What Ackermann and his team found is that even individual bacterial cells aren’t immune to senescence: Genetic mutations with a negative effect specific to late age—no costs early in life—do occur in bacterial populations, and they result in lower reproduction rates and eventually death. But these were relatively rare; most of the mutations that did occur were positive ones, without any negative correlations: “The mutations that increased growth rates by improving early life,” Ackermann and his colleagues write, “did not typically entail costs later in life.”
Ackerman and his colleagues say that this supports previous findings that “the evolution of aging can take unanticipated turns when mutations have unexpected phenotypic effects.” Some organisms, for instance, have evolved particular strategies that help diminish the effects of aging, or senescence. Some plants and marine iguanas, for example, engage in adaptive shrinking (growing smaller in times of scarcity); some fish and reptiles display indeterminate growing (growing larger and more fertile their entire lives); and some, of course, go dormant (into hibernation). “None of these strategies are better [than the other]—they’re just doing the same thing: maintaining your population,” Jones says. The key for humans will be figuring out how different organisms use these mechanisms and whether we can recruit them for our own benefit.
The problem, Jones says, is how little we know about senescence across species. He estimates we have good, long-term individual-based data—which follows numerous randomly selected members of a population from birth to death—for less than 5 percent of vertebrate species, which make up fewer than 5 percent of known species. What we have for plants, fungi, and bacteria is even less. The paucity of knowledge isn’t for lack of trying; demographic research of the kind Jones mentions just takes much more time and energy than, say, sequencing an animal’s genes.
To compile demographic data, you have to track numerous members of a population during their lifespan to chart whether they senesce with age. One example is Jones’ work with a group that’s looking at the demography of mistletoe, a hemiparasitic plant (they rely on a host plant for some of their needs, but also use the sun’s energy to make sugars). If the organisms don’t senesce, researchers try to identify any age-related changes and understand why they occur—an organism that doesn’t senesce, for example, may increase its rate of reproduction as it ages. It’s especially challenging for researchers looking at hard-to-access creatures in the wild or plants with lifespans that stretch into the hundreds or thousands of years.
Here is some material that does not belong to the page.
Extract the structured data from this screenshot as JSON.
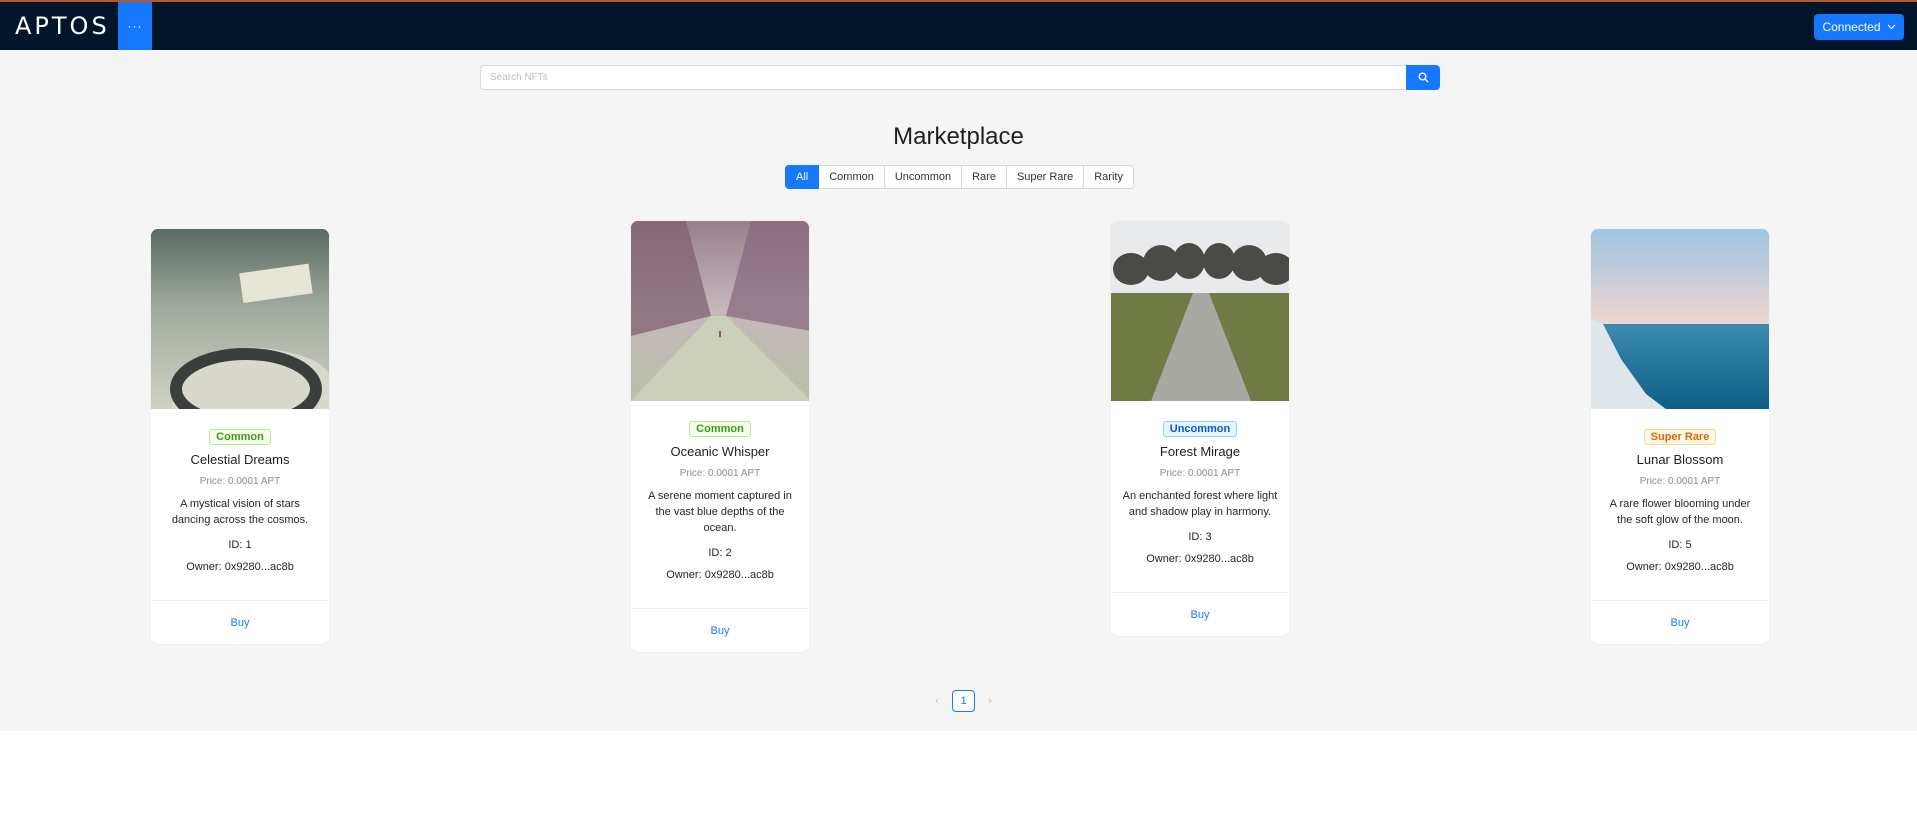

Without the knowledge of how different species cope with or avoid senescence, there’s no chance we’ll be able to utilize, or adapt, the same mechanisms for humans, says Jones. He hopes that someday there might be more data for organisms like jelly-fish or cuttlefish. So little is known about them, and they might offer a key to the question of how to negate human senescence. Maybe then we’ll find methods for increasing human longevity, by slowing the senescence process or constantly pushing back the point at which we start to senesce.
“It’s a really big question,” Jones says. “And this would really worry pension companies and insurance companies” since the need for long-term health care might increase. “If we can slow the rate of aging a couple percent,” he says, “it’s going to cost them billions.”